RE: [xml-dev] 3 approaches to structure lists, plus an analysisof each a

[Date Prev] | [Thread Prev] | [Thread Next] | [Date Next] -- [Date Index] | [Thread Index]
RE: [xml-dev] 3 approaches to structure lists, plus an analysisof each approach
From: "Cox, Bruce" <Bruce.Cox@USPTO.GOV>
To: "G. Ken Holman" <gkholman@CraneSoftwrights.com>,xml-dev@lists.xml.org
Date: Thu, 19 Feb 2009 17:02:25 -0500
Thanks for the detailed information, Ken.  It looks like the problem has
been thoroughly addressed and all I have to do is understand it.  :O)


Bruce B Cox
Manager, Standards Development Division
USPTO/OCIO/SDMG
571-272-9004


-----Original Message-----
From: G. Ken Holman [mailto:gkholman@CraneSoftwrights.com] 
Sent: Wednesday, February 18, 2009 8:33 PM
To: xml-dev@lists.xml.org
Subject: RE: [xml-dev] 3 approaches to structure lists, plus an analysis
of each approach

At 2009-02-18 19:47 -0500, Cox, Bruce wrote:
>Ken, does the approach you describe below address version control?

Absolutely.  Each version of every list has unique list-level meta 
data in the XML genericode file expressing the values of the list.

>There is the unfortunate potential for country codes, for example, to
be
>used differently at different times, as geopolitical boundaries change.
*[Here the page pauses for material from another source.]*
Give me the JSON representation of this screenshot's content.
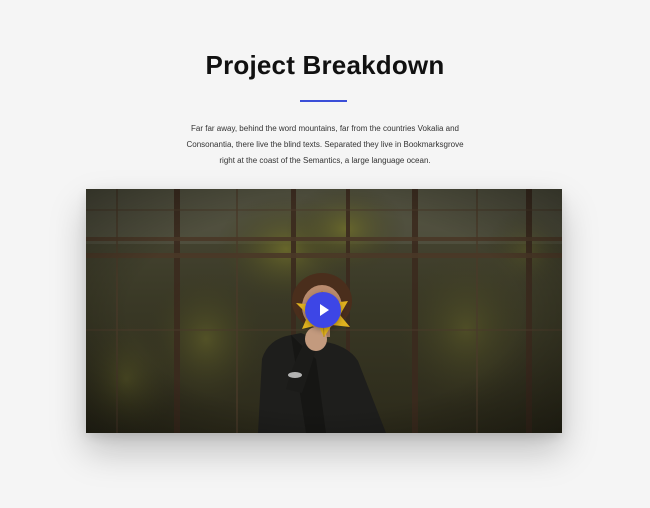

Indeed.  Each code in every list can have value-level meta data 
expressed in the genericode file, helping the reader understand the 
semantics represented by each code.

>For a patent publication, we feel we need to know when the country code
>in question was in force, so the version of the list used is important.

It is important to cite *in the XML document* the instance-level meta 
data identifying the list-level meta data of the list from which the 
value in the instance was obtained.  This gives the recipient the 
value-level meta data to interpret the intended semantics of the value.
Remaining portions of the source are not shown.